Compliance with the terms of the drug treatment order order would have enabled him to avoid going to jail.
The Department of Community Corrections has sought that his drug treatment order be cancelled.
When he did not appear in the Launceston Magistrates Court on Monday, a warrant for his arrest was issued by Magistrate Sharon Cure.
Last year he was arrested in June after evading police in a stolen car, with two shortened shotguns in the back of the vehicle.
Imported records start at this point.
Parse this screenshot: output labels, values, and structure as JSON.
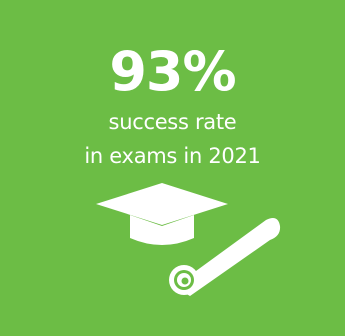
{
  "stat": {
    "value": "93%",
    "line1": "success rate",
    "line2": "in exams in 2021"
  },
  "icons": {
    "cap": "graduation-cap-icon",
    "diploma": "diploma-scroll-icon"
  },
  "colors": {
    "background": "#6cbd45",
    "foreground": "#ffffff"
  }
}
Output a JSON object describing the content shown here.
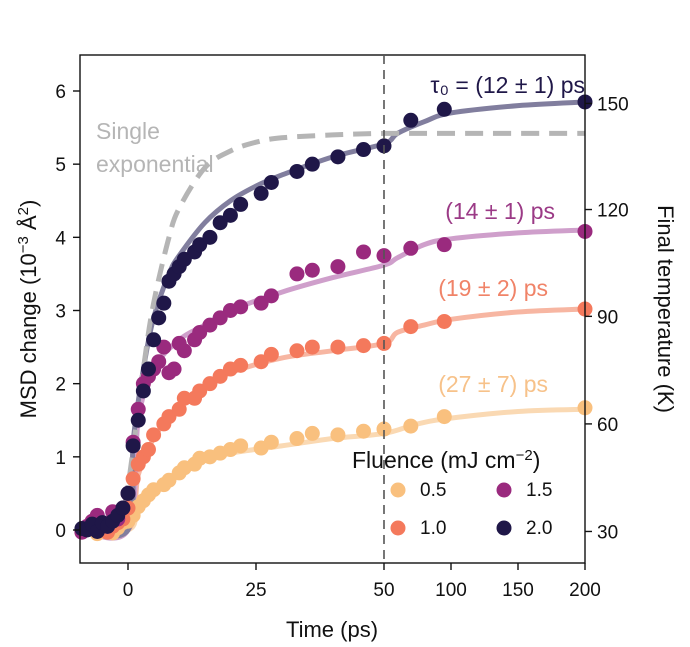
{
  "chart_data": {
    "type": "scatter",
    "title": "",
    "xlabel": "Time (ps)",
    "ylabel": "MSD change (10",
    "ylabel_exp": "−3",
    "ylabel_unit": " Å",
    "ylabel_unit_exp": "2",
    "ylabel_close": ")",
    "y2label": "Final temperature (K)",
    "x_axis_note": "linear scale from -10 to 50 ps, compressed scale from 50 to 200 ps (break marked by dashed line)",
    "ylim": [
      -0.45,
      6.5
    ],
    "x_ticks": [
      0,
      25,
      50,
      100,
      150,
      200
    ],
    "x_tick_labels": [
      "0",
      "25",
      "50",
      "100",
      "150",
      "200"
    ],
    "y_ticks": [
      0,
      1,
      2,
      3,
      4,
      5,
      6
    ],
    "y_tick_labels": [
      "0",
      "1",
      "2",
      "3",
      "4",
      "5",
      "6"
    ],
    "y2_ticks": [
      {
        "label": "30",
        "y": -0.02
      },
      {
        "label": "60",
        "y": 1.45
      },
      {
        "label": "90",
        "y": 2.92
      },
      {
        "label": "120",
        "y": 4.38
      },
      {
        "label": "150",
        "y": 5.83
      }
    ],
    "breakpoint": 50,
    "series": [
      {
        "name": "0.5",
        "color": "#f9c07e",
        "fit_color": "#fad9b3",
        "fit_label": "(27 ± 7) ps",
        "label_color": "#f7c28a",
        "points": [
          [
            -9,
            0.0
          ],
          [
            -7,
            0.05
          ],
          [
            -6,
            -0.05
          ],
          [
            -5,
            0.02
          ],
          [
            -4,
            0.08
          ],
          [
            -3,
            -0.04
          ],
          [
            -2,
            0.03
          ],
          [
            -1,
            0.1
          ],
          [
            0,
            0.12
          ],
          [
            1,
            0.2
          ],
          [
            2,
            0.32
          ],
          [
            3,
            0.4
          ],
          [
            4,
            0.48
          ],
          [
            5,
            0.55
          ],
          [
            7,
            0.62
          ],
          [
            8,
            0.68
          ],
          [
            10,
            0.78
          ],
          [
            11,
            0.85
          ],
          [
            13,
            0.9
          ],
          [
            14,
            0.98
          ],
          [
            16,
            1.0
          ],
          [
            18,
            1.05
          ],
          [
            20,
            1.1
          ],
          [
            22,
            1.15
          ],
          [
            26,
            1.12
          ],
          [
            28,
            1.2
          ],
          [
            33,
            1.25
          ],
          [
            36,
            1.32
          ],
          [
            41,
            1.3
          ],
          [
            46,
            1.35
          ],
          [
            50,
            1.38
          ],
          [
            70,
            1.42
          ],
          [
            95,
            1.55
          ],
          [
            200,
            1.67
          ]
        ],
        "fit": [
          [
            -10,
            0.0
          ],
          [
            0,
            0.0
          ],
          [
            2,
            0.3
          ],
          [
            5,
            0.55
          ],
          [
            10,
            0.8
          ],
          [
            15,
            0.95
          ],
          [
            20,
            1.05
          ],
          [
            30,
            1.15
          ],
          [
            40,
            1.25
          ],
          [
            50,
            1.32
          ],
          [
            75,
            1.45
          ],
          [
            100,
            1.53
          ],
          [
            150,
            1.62
          ],
          [
            200,
            1.65
          ]
        ]
      },
      {
        "name": "1.0",
        "color": "#f4795c",
        "fit_color": "#f7b6a2",
        "fit_label": "(19 ± 2) ps",
        "label_color": "#f08368",
        "points": [
          [
            -9,
            -0.02
          ],
          [
            -7,
            0.04
          ],
          [
            -6,
            0.0
          ],
          [
            -5,
            0.06
          ],
          [
            -4,
            -0.03
          ],
          [
            -3,
            0.05
          ],
          [
            -2,
            0.1
          ],
          [
            -1,
            0.15
          ],
          [
            0,
            0.3
          ],
          [
            1,
            0.7
          ],
          [
            2,
            0.9
          ],
          [
            3,
            1.0
          ],
          [
            4,
            1.1
          ],
          [
            5,
            1.3
          ],
          [
            7,
            1.45
          ],
          [
            8,
            1.55
          ],
          [
            10,
            1.65
          ],
          [
            11,
            1.8
          ],
          [
            13,
            1.8
          ],
          [
            14,
            1.9
          ],
          [
            16,
            2.0
          ],
          [
            18,
            2.1
          ],
          [
            20,
            2.2
          ],
          [
            22,
            2.25
          ],
          [
            26,
            2.3
          ],
          [
            28,
            2.4
          ],
          [
            33,
            2.45
          ],
          [
            36,
            2.5
          ],
          [
            41,
            2.5
          ],
          [
            46,
            2.52
          ],
          [
            50,
            2.55
          ],
          [
            70,
            2.78
          ],
          [
            95,
            2.85
          ],
          [
            200,
            3.02
          ]
        ],
        "fit": [
          [
            -10,
            0.0
          ],
          [
            0,
            0.0
          ],
          [
            2,
            0.75
          ],
          [
            5,
            1.25
          ],
          [
            10,
            1.7
          ],
          [
            15,
            1.95
          ],
          [
            20,
            2.15
          ],
          [
            30,
            2.35
          ],
          [
            40,
            2.45
          ],
          [
            50,
            2.55
          ],
          [
            60,
            2.7
          ],
          [
            80,
            2.8
          ],
          [
            100,
            2.88
          ],
          [
            150,
            2.98
          ],
          [
            200,
            3.02
          ]
        ]
      },
      {
        "name": "1.5",
        "color": "#9a2a7e",
        "fit_color": "#cf9fcb",
        "fit_label": "(14 ± 1) ps",
        "label_color": "#9b3a86",
        "points": [
          [
            -9,
            -0.03
          ],
          [
            -8,
            0.05
          ],
          [
            -7,
            0.12
          ],
          [
            -6,
            0.2
          ],
          [
            -5,
            0.1
          ],
          [
            -4,
            0.05
          ],
          [
            -3,
            0.25
          ],
          [
            -2,
            0.15
          ],
          [
            -1,
            0.3
          ],
          [
            0,
            0.5
          ],
          [
            1,
            1.2
          ],
          [
            2,
            1.65
          ],
          [
            3,
            2.0
          ],
          [
            4,
            2.1
          ],
          [
            5,
            2.2
          ],
          [
            6,
            2.3
          ],
          [
            7,
            2.5
          ],
          [
            8,
            2.15
          ],
          [
            9,
            2.2
          ],
          [
            10,
            2.55
          ],
          [
            11,
            2.45
          ],
          [
            13,
            2.6
          ],
          [
            14,
            2.7
          ],
          [
            16,
            2.8
          ],
          [
            18,
            2.9
          ],
          [
            20,
            3.0
          ],
          [
            22,
            3.05
          ],
          [
            26,
            3.1
          ],
          [
            28,
            3.2
          ],
          [
            33,
            3.5
          ],
          [
            36,
            3.55
          ],
          [
            41,
            3.6
          ],
          [
            46,
            3.8
          ],
          [
            50,
            3.75
          ],
          [
            70,
            3.85
          ],
          [
            95,
            3.9
          ],
          [
            200,
            4.08
          ]
        ],
        "fit": [
          [
            -10,
            0.0
          ],
          [
            0,
            0.0
          ],
          [
            2,
            1.5
          ],
          [
            5,
            2.2
          ],
          [
            10,
            2.6
          ],
          [
            15,
            2.8
          ],
          [
            20,
            3.0
          ],
          [
            30,
            3.25
          ],
          [
            40,
            3.45
          ],
          [
            50,
            3.62
          ],
          [
            60,
            3.72
          ],
          [
            80,
            3.9
          ],
          [
            100,
            3.98
          ],
          [
            150,
            4.06
          ],
          [
            200,
            4.1
          ]
        ]
      },
      {
        "name": "2.0",
        "color": "#1f1748",
        "fit_color": "#817e9e",
        "fit_label": "τ₀ = (12 ± 1) ps",
        "label_color": "#1f1748",
        "points": [
          [
            -9,
            0.02
          ],
          [
            -8,
            0.0
          ],
          [
            -7,
            0.08
          ],
          [
            -6,
            -0.02
          ],
          [
            -5,
            0.1
          ],
          [
            -4,
            0.05
          ],
          [
            -3,
            0.12
          ],
          [
            -2,
            0.2
          ],
          [
            -1,
            0.3
          ],
          [
            0,
            0.5
          ],
          [
            1,
            1.15
          ],
          [
            2,
            1.5
          ],
          [
            3,
            1.9
          ],
          [
            4,
            2.2
          ],
          [
            5,
            2.6
          ],
          [
            6,
            2.9
          ],
          [
            7,
            3.1
          ],
          [
            8,
            3.4
          ],
          [
            9,
            3.5
          ],
          [
            10,
            3.6
          ],
          [
            11,
            3.7
          ],
          [
            13,
            3.8
          ],
          [
            14,
            3.9
          ],
          [
            16,
            4.0
          ],
          [
            18,
            4.2
          ],
          [
            20,
            4.3
          ],
          [
            22,
            4.45
          ],
          [
            26,
            4.6
          ],
          [
            28,
            4.75
          ],
          [
            33,
            4.9
          ],
          [
            36,
            5.0
          ],
          [
            41,
            5.1
          ],
          [
            46,
            5.2
          ],
          [
            50,
            5.25
          ],
          [
            70,
            5.6
          ],
          [
            95,
            5.75
          ],
          [
            200,
            5.85
          ]
        ],
        "fit": [
          [
            -10,
            0.0
          ],
          [
            0,
            0.0
          ],
          [
            1,
            1.2
          ],
          [
            3,
            2.2
          ],
          [
            5,
            2.9
          ],
          [
            8,
            3.5
          ],
          [
            10,
            3.75
          ],
          [
            15,
            4.2
          ],
          [
            20,
            4.5
          ],
          [
            25,
            4.7
          ],
          [
            30,
            4.85
          ],
          [
            40,
            5.1
          ],
          [
            50,
            5.28
          ],
          [
            60,
            5.42
          ],
          [
            80,
            5.58
          ],
          [
            100,
            5.7
          ],
          [
            150,
            5.8
          ],
          [
            200,
            5.85
          ]
        ]
      }
    ],
    "single_exponential": {
      "label_line1": "Single",
      "label_line2": "exponential",
      "color": "#b5b5b5",
      "curve": [
        [
          -2,
          0.0
        ],
        [
          0,
          0.6
        ],
        [
          3,
          2.2
        ],
        [
          5,
          3.1
        ],
        [
          8,
          4.0
        ],
        [
          10,
          4.4
        ],
        [
          15,
          4.95
        ],
        [
          20,
          5.18
        ],
        [
          25,
          5.3
        ],
        [
          30,
          5.36
        ],
        [
          40,
          5.4
        ],
        [
          50,
          5.42
        ],
        [
          100,
          5.42
        ],
        [
          200,
          5.42
        ]
      ]
    },
    "legend": {
      "title": "Fluence (mJ cm",
      "title_exp": "−2",
      "title_close": ")",
      "placement": "bottom-right"
    }
  }
}
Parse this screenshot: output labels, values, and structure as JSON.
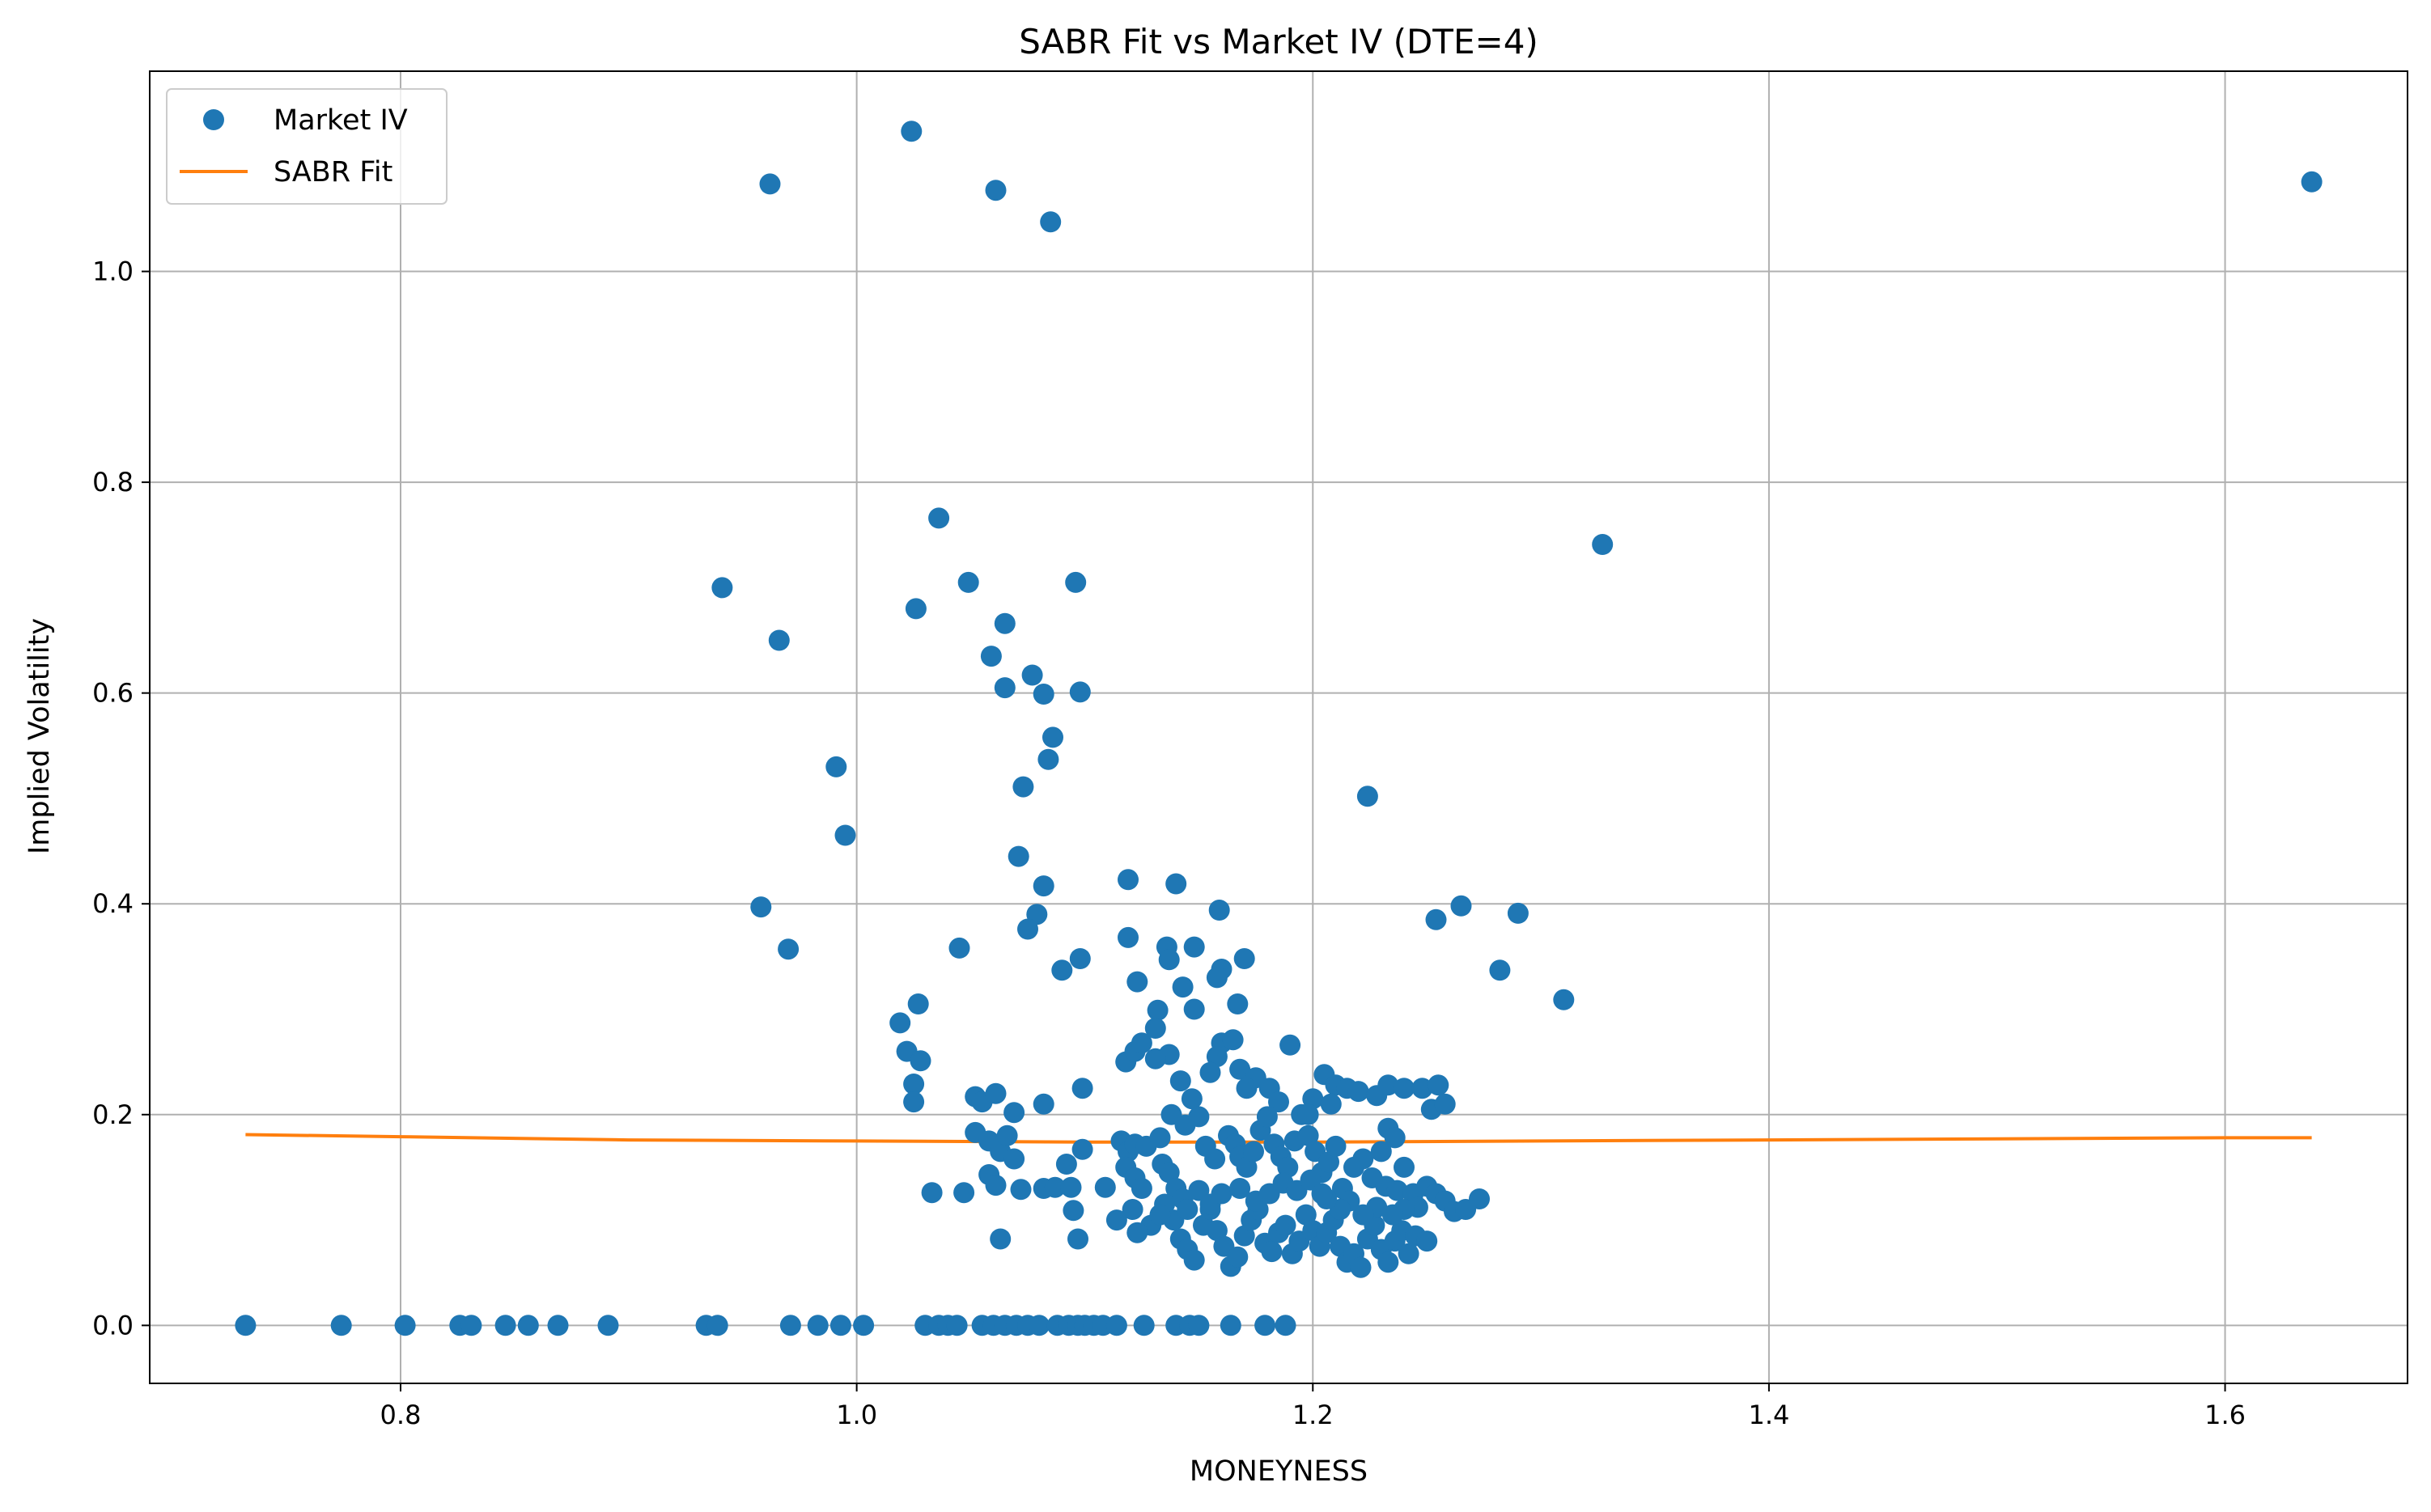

He spent 77 days in custody but when sentenced to the drug treatment order the remaining 103 days were suspended.
In 2019, he pleaded guilty to 10 firearms charges, two counts of aggravated evade police, two counts of reckless driving, using abusive language to a police officer, resisting a police officer, unlawful possession of property and possessing a controlled drug in June 2019.
Those charges followed a raid on his home at Mayfield as part of Tasmania Police's Operation Raptor.
The raid uncovered three guns, and stolen property worth a total of $10,250.
Last week Mullins claimed he could not attend court because he had recorded a positive RAT for COVID-19.
The court heard on Monday that Mullins had since recorded a negative PCR test.
He had also failed to attend urinalysis required under the order and sought an unapproved change of address to share a house with a person with whom he had once shared a prison cell.
Last year Ms Cure told Mullins she would give him the chance of undergoing a drug treatment order, to allow him to move past his drug addiction.
"I saw in your report that you are motivated by strong family ties, to move away from where you are at the moment," Ms Cure said during sentencing last year.
"You have got to change what you do, and who you see ... and I think you know who those people are.
"If you hang around with the same old crew, you will get the same result. We see that over and over."
Sentencing Mullins for the aggravated evade and reckless driving, Ms Cure handed him six months behind bars, but suspended the remainder of the sentence, allowing him to walk from court.
He would, however, have the remainder of the sentence - 103 days - hanging over his head for the next 18 months.